Migration System Design Flaw

The current system has a fundamental ordering issue:

  1. SCHEMA_SQL should represent the INITIAL schema (v0.1.0)
  2. Migrations should evolve from that base
  3. Current Reality: SCHEMA_SQL represents the LATEST schema

This works for fresh databases but fails for existing ones that need migration.

Option 1: Conditional Index Creation (Quick Fix)

Modify SCHEMA_SQL to use conditional logic or remove problematic indexes from SCHEMA_SQL since migration 002 creates them anyway.

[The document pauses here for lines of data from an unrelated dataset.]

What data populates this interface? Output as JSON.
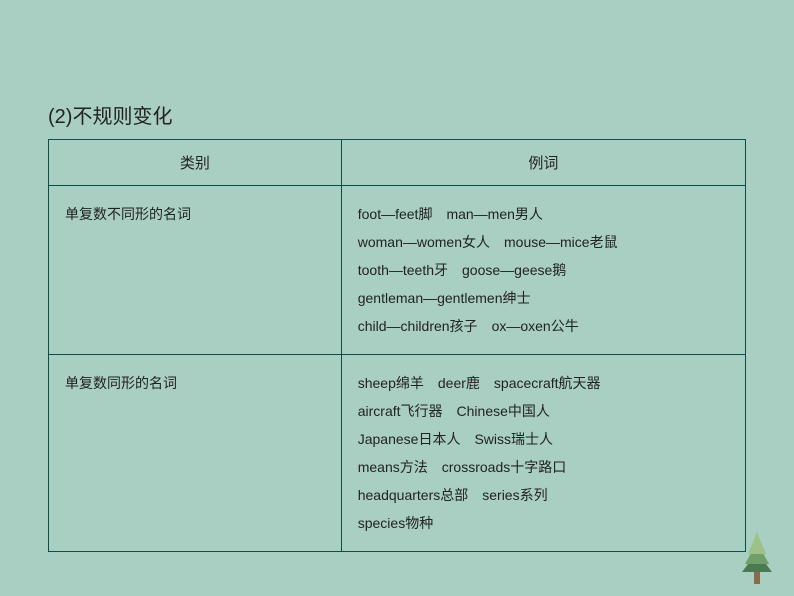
{
  "colors": {
    "background": "#a9cfc2",
    "border": "#0a4f4a",
    "text": "#222222"
  },
  "heading": "(2)不规则变化",
  "table": {
    "headers": [
      "类别",
      "例词"
    ],
    "rows": [
      {
        "category": "单复数不同形的名词",
        "lines": [
          [
            "foot—feet脚",
            "man—men男人"
          ],
          [
            "woman—women女人",
            "mouse—mice老鼠"
          ],
          [
            "tooth—teeth牙",
            "goose—geese鹅"
          ],
          [
            "gentleman—gentlemen绅士"
          ],
          [
            "child—children孩子",
            "ox—oxen公牛"
          ]
        ]
      },
      {
        "category": "单复数同形的名词",
        "lines": [
          [
            "sheep绵羊",
            "deer鹿",
            "spacecraft航天器"
          ],
          [
            "aircraft飞行器",
            "Chinese中国人"
          ],
          [
            "Japanese日本人",
            "Swiss瑞士人"
          ],
          [
            "means方法",
            "crossroads十字路口"
          ],
          [
            "headquarters总部",
            "series系列"
          ],
          [
            "species物种"
          ]
        ]
      }
    ]
  },
  "tree": {
    "trunk_color": "#8a6a4a",
    "foliage_dark": "#4a7a52",
    "foliage_mid": "#6fa06a",
    "foliage_light": "#9cc28a"
  }
}
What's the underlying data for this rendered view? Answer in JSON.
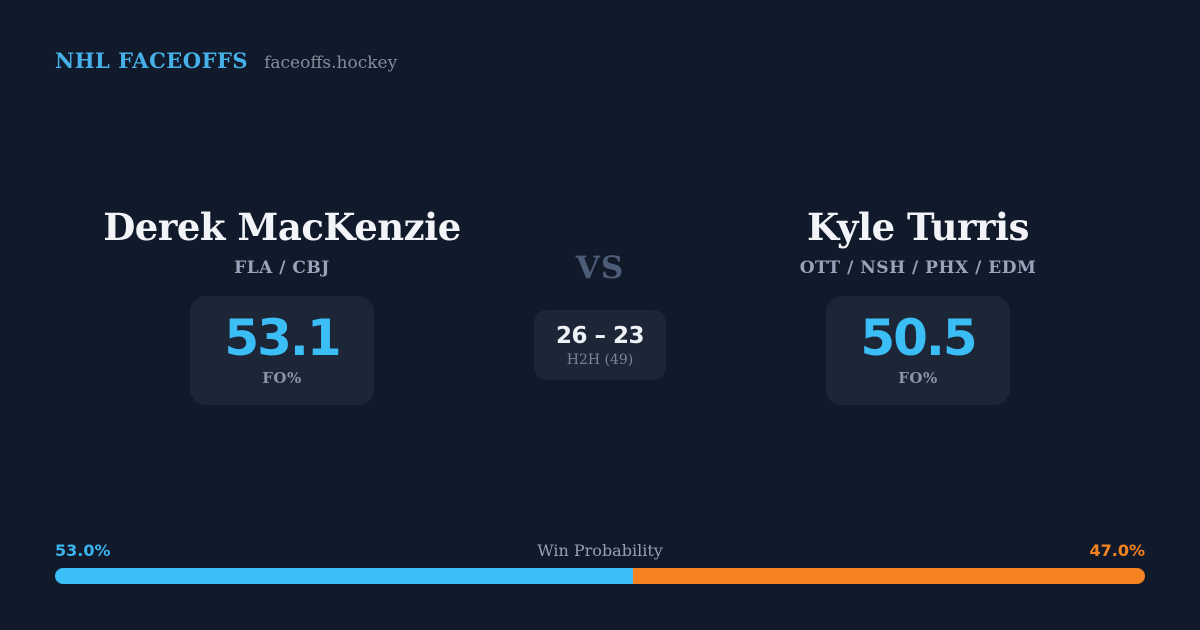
{
  "header": {
    "brand": "NHL FACEOFFS",
    "site": "faceoffs.hockey"
  },
  "matchup": {
    "vs_label": "VS",
    "left": {
      "name": "Derek MacKenzie",
      "teams": "FLA / CBJ",
      "value": "53.1",
      "value_label": "FO%"
    },
    "right": {
      "name": "Kyle Turris",
      "teams": "OTT / NSH / PHX / EDM",
      "value": "50.5",
      "value_label": "FO%"
    },
    "h2h": {
      "score": "26 – 23",
      "label": "H2H (49)"
    }
  },
  "win_probability": {
    "label": "Win Probability",
    "left_pct": "53.0%",
    "right_pct": "47.0%",
    "left_value": 53.0,
    "right_value": 47.0,
    "left_style": "width:53%",
    "right_style": "width:47%"
  },
  "colors": {
    "background": "#111a2b",
    "card": "#1c2637",
    "accent_blue": "#3bbdf6",
    "accent_orange": "#f58220",
    "header_blue": "#45b1e8",
    "name_white": "#f2f4f8",
    "muted_gray": "#8c95a6",
    "vs_gray": "#4d5d78"
  }
}
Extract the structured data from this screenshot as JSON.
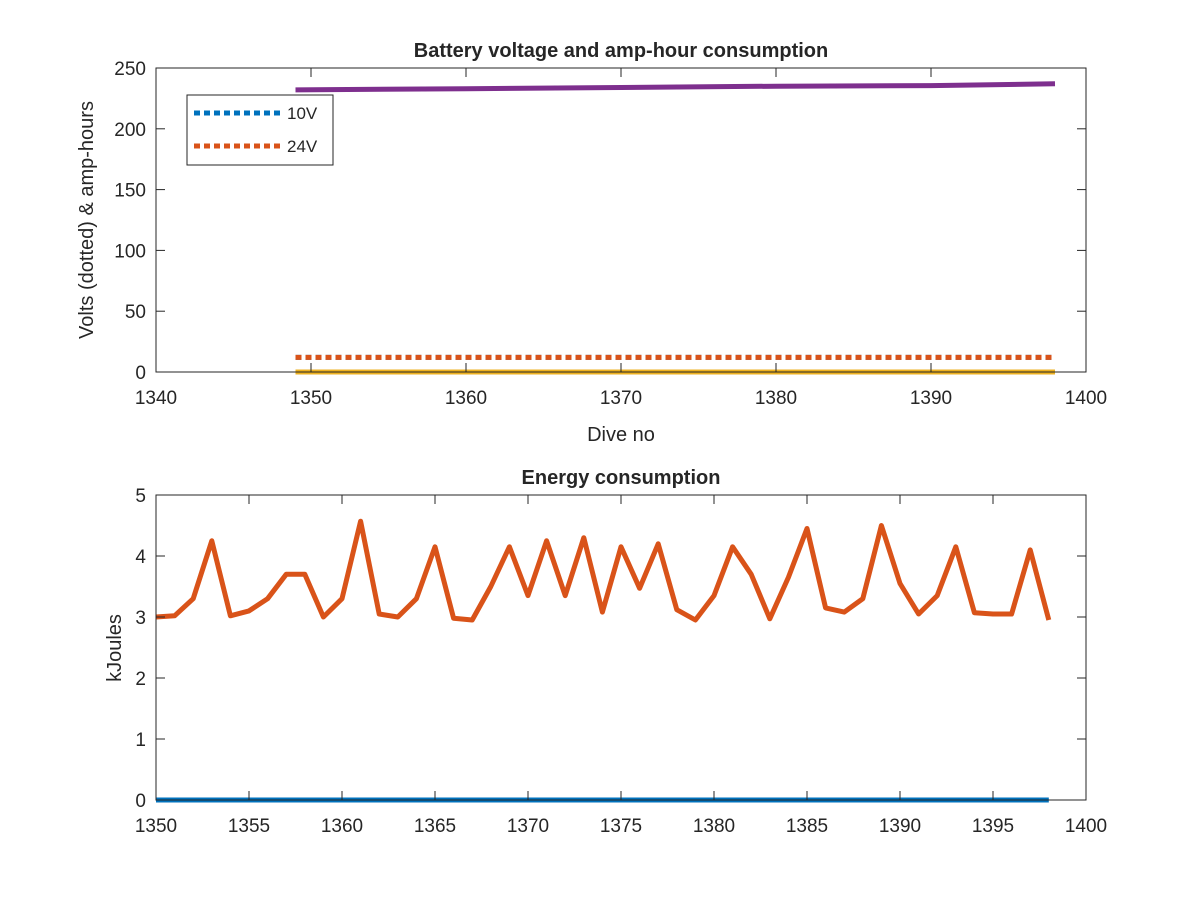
{
  "chart_data": [
    {
      "type": "line",
      "title": "Battery voltage and amp-hour consumption",
      "xlabel": "Dive no",
      "ylabel": "Volts (dotted) & amp-hours",
      "xlim": [
        1340,
        1400
      ],
      "ylim": [
        0,
        250
      ],
      "xticks": [
        "1340",
        "1350",
        "1360",
        "1370",
        "1380",
        "1390",
        "1400"
      ],
      "yticks": [
        "0",
        "50",
        "100",
        "150",
        "200",
        "250"
      ],
      "grid": false,
      "legend": {
        "placement": "top-left",
        "entries": [
          "10V",
          "24V"
        ]
      },
      "series": [
        {
          "name": "10V",
          "style": "dotted",
          "color": "#0072BD",
          "x": [
            1349,
            1398
          ],
          "y": [
            12,
            12
          ]
        },
        {
          "name": "24V",
          "style": "dotted",
          "color": "#D95319",
          "x": [
            1349,
            1398
          ],
          "y": [
            12,
            12
          ]
        },
        {
          "style": "solid",
          "color": "#EDB120",
          "x": [
            1349,
            1398
          ],
          "y": [
            0,
            0
          ]
        },
        {
          "style": "solid",
          "color": "#7E2F8E",
          "x": [
            1349,
            1360,
            1370,
            1380,
            1390,
            1398
          ],
          "y": [
            232,
            233,
            234,
            235,
            235.5,
            237
          ]
        }
      ]
    },
    {
      "type": "line",
      "title": "Energy consumption",
      "xlabel": "",
      "ylabel": "kJoules",
      "xlim": [
        1350,
        1400
      ],
      "ylim": [
        0,
        5
      ],
      "xticks": [
        "1350",
        "1355",
        "1360",
        "1365",
        "1370",
        "1375",
        "1380",
        "1385",
        "1390",
        "1395",
        "1400"
      ],
      "yticks": [
        "0",
        "1",
        "2",
        "3",
        "4",
        "5"
      ],
      "grid": false,
      "series": [
        {
          "style": "solid",
          "color": "#0072BD",
          "x": [
            1350,
            1398
          ],
          "y": [
            0,
            0
          ]
        },
        {
          "style": "solid",
          "color": "#D95319",
          "x": [
            1350,
            1351,
            1352,
            1353,
            1354,
            1355,
            1356,
            1357,
            1358,
            1359,
            1360,
            1361,
            1362,
            1363,
            1364,
            1365,
            1366,
            1367,
            1368,
            1369,
            1370,
            1371,
            1372,
            1373,
            1374,
            1375,
            1376,
            1377,
            1378,
            1379,
            1380,
            1381,
            1382,
            1383,
            1384,
            1385,
            1386,
            1387,
            1388,
            1389,
            1390,
            1391,
            1392,
            1393,
            1394,
            1395,
            1396,
            1397,
            1398
          ],
          "y": [
            3.0,
            3.02,
            3.3,
            4.25,
            3.02,
            3.1,
            3.3,
            3.7,
            3.7,
            3.0,
            3.3,
            4.57,
            3.05,
            3.0,
            3.3,
            4.15,
            2.98,
            2.95,
            3.5,
            4.15,
            3.35,
            4.25,
            3.35,
            4.3,
            3.08,
            4.15,
            3.47,
            4.2,
            3.12,
            2.95,
            3.35,
            4.15,
            3.7,
            2.97,
            3.65,
            4.45,
            3.15,
            3.08,
            3.3,
            4.5,
            3.55,
            3.05,
            3.35,
            4.15,
            3.07,
            3.05,
            3.05,
            4.1,
            2.95
          ]
        }
      ]
    }
  ]
}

Option 2: Fix Execution Order (Better)

  1. Run migrations BEFORE attempting schema creation
  2. Only use SCHEMA_SQL for truly fresh databases

Option 3: Proper Schema Versioning (Best)

  1. SCHEMA_SQL should be the v0.1.0 schema
  2. All evolution happens through migrations
  3. Fresh databases run all migrations from the beginning

Immediate Workaround

For the production deployment:

  1. Manual intervention before upgrade:

    -- Connect to production database
    -- Manually add the column before v1.0.0-rc.1 starts
    ALTER TABLE tokens ADD COLUMN token_hash TEXT;
    
  2. Then deploy v1.0.0-rc.1:

    • SCHEMA_SQL will succeed (column exists)
    • Migration 002 will drop and recreate the table properly
    • System will work correctly

Verification Steps

  1. Check production database structure:

    PRAGMA table_info(tokens);
    
  2. Verify migration status:

    SELECT * FROM schema_migrations;
    
  3. Test with a v0.9.5 database locally to reproduce

Long-term Architecture Recommendations

  1. Separate Initial Schema from Current Schema

    • INITIAL_SCHEMA_SQL - The v0.1.0 starting point
    • Migrations handle ALL evolution
  2. Migration-First Initialization

    • Check for existing database
    • Run migrations first if database exists
    • Only apply SCHEMA_SQL to truly empty databases
  3. Schema Version Tracking

    • Add a schema_version table
    • Track the current schema version explicitly
    • Make decisions based on version, not heuristics
  4. Testing Strategy

    • Always test upgrades from previous production version
    • Include migration testing in CI/CD pipeline
    • Maintain database snapshots for each released version

Conclusion

This is a critical architectural issue in the migration system that affects all existing production deployments. The immediate fix is straightforward, but the system needs architectural changes to prevent similar issues in future releases.

The core principle violated: SCHEMA_SQL should represent the beginning, not the end state.